Choose the Right Model and Control Costs

This is where daily experience pays off. Here’s my honest breakdown of this anthropic api tutorial’s most practical section:

Model Cost (input/output per 1M tokens) Best For
Haiku 4.5 $1 / $5 Chat interfaces, simple tasks, high volume
Sonnet 4.6 $3 / $15 Most work – writing, analysis, coding
Opus 4.6 $5 / $25 Complex reasoning, multi-step problems

I use Sonnet for 80% of my API calls. Haiku handles the quick stuff where speed matters more than depth. Opus comes out for tasks where I’d otherwise need multiple Sonnet calls to get the right answer.

Two Cost Controls I Use Every Day

1. Set max_tokens intentionally. If you need a one-paragraph summary, set max_tokens=300, not the default 4096. I’ve cut my API bills roughly in half just by being specific about output length.

2. Use prompt caching for repeated system prompts. If you’re building a chatbot that sends the same system prompt with every request, caching saves up to 90% on those input tokens:

message = client.messages.create(
    model="claude-sonnet-4-6",
    max_tokens=1024,
    system=[
        {
            "type": "text",
            "text": "You are a customer support agent for Acme Corp...",
            "cache_control": {"type": "ephemeral"}
        }
    ],
    messages=[{"role": "user", "content": "How do I reset my password?"}]
)

That cache_control flag tells the API to cache your system prompt.
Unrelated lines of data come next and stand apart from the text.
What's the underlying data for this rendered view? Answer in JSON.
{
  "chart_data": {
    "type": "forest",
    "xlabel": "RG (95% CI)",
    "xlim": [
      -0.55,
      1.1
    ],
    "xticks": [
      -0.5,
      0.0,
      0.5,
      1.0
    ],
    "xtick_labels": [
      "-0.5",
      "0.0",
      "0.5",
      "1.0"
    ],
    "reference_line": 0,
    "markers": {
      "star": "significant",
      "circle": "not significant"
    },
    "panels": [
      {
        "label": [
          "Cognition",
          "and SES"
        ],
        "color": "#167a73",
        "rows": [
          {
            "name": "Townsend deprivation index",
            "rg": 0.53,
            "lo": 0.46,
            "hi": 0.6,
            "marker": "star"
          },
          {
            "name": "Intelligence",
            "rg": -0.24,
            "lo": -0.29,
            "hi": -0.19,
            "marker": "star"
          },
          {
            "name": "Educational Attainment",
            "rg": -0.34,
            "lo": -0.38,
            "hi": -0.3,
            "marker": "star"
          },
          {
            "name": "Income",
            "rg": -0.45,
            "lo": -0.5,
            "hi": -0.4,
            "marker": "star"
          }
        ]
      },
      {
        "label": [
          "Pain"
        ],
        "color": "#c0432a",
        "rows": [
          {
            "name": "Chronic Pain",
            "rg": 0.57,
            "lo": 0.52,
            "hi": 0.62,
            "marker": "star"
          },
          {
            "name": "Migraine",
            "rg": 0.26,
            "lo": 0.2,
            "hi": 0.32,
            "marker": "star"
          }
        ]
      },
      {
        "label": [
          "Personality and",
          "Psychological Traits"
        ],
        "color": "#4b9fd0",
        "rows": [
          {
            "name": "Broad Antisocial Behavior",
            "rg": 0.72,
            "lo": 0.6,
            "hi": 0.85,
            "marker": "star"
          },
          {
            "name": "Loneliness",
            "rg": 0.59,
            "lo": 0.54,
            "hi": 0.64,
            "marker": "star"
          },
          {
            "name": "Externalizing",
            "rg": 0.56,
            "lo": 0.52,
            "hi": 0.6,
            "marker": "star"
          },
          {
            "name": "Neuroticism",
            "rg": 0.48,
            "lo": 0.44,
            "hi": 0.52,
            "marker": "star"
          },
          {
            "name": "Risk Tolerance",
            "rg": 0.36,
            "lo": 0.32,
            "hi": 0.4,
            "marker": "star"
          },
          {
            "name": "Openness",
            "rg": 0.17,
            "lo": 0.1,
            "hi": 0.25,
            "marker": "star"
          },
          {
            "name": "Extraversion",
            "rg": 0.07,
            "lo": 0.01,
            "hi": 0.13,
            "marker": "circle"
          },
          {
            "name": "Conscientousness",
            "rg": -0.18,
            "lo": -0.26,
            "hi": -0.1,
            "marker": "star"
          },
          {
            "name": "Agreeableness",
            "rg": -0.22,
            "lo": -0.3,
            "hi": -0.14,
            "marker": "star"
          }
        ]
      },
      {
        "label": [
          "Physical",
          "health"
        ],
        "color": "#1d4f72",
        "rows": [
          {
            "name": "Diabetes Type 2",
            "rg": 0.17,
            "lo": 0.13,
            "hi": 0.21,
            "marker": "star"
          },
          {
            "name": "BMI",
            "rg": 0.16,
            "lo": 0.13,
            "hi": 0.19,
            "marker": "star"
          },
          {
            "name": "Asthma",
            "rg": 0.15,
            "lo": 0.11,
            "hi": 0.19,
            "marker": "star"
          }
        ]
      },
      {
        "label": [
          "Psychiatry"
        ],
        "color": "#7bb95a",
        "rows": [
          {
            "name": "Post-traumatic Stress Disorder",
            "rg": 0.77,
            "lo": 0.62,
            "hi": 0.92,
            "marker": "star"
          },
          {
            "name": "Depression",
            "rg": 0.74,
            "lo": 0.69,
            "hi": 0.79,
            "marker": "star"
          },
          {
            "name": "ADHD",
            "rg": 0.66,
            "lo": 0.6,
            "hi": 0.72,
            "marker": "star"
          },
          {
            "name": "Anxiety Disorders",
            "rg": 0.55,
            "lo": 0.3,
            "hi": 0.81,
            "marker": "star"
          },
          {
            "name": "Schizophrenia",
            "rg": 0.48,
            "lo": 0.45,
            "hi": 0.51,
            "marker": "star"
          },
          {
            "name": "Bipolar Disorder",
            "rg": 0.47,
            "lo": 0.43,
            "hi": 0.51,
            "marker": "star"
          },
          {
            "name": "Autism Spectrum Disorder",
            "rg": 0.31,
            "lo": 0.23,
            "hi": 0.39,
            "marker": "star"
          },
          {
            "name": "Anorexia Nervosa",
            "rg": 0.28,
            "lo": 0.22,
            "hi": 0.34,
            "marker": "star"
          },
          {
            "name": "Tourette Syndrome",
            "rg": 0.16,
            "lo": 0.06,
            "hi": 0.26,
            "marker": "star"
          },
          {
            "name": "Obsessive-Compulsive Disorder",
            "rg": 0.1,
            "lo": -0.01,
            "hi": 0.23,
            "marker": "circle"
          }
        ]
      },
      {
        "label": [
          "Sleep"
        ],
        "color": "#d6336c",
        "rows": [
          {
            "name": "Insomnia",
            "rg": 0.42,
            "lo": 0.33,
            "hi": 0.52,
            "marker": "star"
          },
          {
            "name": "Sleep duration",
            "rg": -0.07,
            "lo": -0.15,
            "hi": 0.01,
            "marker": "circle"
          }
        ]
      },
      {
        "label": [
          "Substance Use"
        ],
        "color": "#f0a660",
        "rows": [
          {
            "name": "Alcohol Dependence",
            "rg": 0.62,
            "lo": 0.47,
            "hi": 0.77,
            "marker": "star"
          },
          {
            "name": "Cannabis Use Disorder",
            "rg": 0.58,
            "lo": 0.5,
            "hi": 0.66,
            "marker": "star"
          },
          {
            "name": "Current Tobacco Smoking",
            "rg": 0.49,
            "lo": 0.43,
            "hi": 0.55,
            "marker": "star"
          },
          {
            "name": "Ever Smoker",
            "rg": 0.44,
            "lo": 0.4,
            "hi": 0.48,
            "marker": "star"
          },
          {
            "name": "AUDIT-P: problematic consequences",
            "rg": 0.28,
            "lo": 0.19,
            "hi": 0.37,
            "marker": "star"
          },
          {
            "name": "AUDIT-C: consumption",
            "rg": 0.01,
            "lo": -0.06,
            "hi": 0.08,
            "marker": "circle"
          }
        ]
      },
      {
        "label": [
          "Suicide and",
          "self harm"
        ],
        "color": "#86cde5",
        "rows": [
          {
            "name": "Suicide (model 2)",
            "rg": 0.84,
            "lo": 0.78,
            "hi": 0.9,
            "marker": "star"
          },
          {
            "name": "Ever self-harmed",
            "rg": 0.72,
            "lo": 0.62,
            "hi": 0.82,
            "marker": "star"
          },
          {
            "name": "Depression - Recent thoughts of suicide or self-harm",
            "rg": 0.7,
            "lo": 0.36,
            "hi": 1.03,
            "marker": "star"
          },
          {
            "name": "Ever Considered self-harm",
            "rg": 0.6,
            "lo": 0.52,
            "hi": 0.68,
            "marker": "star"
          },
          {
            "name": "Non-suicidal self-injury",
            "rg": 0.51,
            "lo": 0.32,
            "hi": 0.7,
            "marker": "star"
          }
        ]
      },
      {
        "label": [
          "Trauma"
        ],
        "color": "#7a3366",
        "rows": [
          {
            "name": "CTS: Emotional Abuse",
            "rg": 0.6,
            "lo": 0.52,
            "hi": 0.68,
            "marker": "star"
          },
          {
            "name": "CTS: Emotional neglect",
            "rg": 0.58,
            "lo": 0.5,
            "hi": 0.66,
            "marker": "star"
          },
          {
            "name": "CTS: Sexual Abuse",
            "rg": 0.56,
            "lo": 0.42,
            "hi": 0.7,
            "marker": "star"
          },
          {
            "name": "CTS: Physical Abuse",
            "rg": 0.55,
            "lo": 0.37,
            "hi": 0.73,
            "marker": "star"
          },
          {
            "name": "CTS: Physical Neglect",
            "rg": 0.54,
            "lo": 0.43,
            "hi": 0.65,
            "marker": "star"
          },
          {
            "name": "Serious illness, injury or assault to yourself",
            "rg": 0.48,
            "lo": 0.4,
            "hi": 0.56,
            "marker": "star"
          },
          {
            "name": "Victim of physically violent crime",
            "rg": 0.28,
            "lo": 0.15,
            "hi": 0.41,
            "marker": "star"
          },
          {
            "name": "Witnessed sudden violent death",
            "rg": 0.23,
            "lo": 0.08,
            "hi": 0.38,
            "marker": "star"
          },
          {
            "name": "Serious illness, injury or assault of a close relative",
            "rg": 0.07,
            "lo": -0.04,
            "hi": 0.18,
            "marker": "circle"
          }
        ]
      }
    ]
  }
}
On subsequent calls, you pay a fraction of the input token cost. I’ve accidentally run up $50 bills before discovering this. Don’t be me.

What’s Next

You’ve got a working integration from this claude api tutorial. From here, the three things worth learning next:

  • Conversation memory: Pass previous messages in the messages array to maintain context across turns
  • Tool use: Let Claude call functions you define — this is how you build agents and AI automations that run without manual intervention
  • Error handling: Wrap calls in try/except for anthropic.APIError and implement exponential backoff for rate limits

The official Anthropic docs are genuinely well-written (rare for API docs). But you don’t need to read them cover to cover. You’re running. Now build something.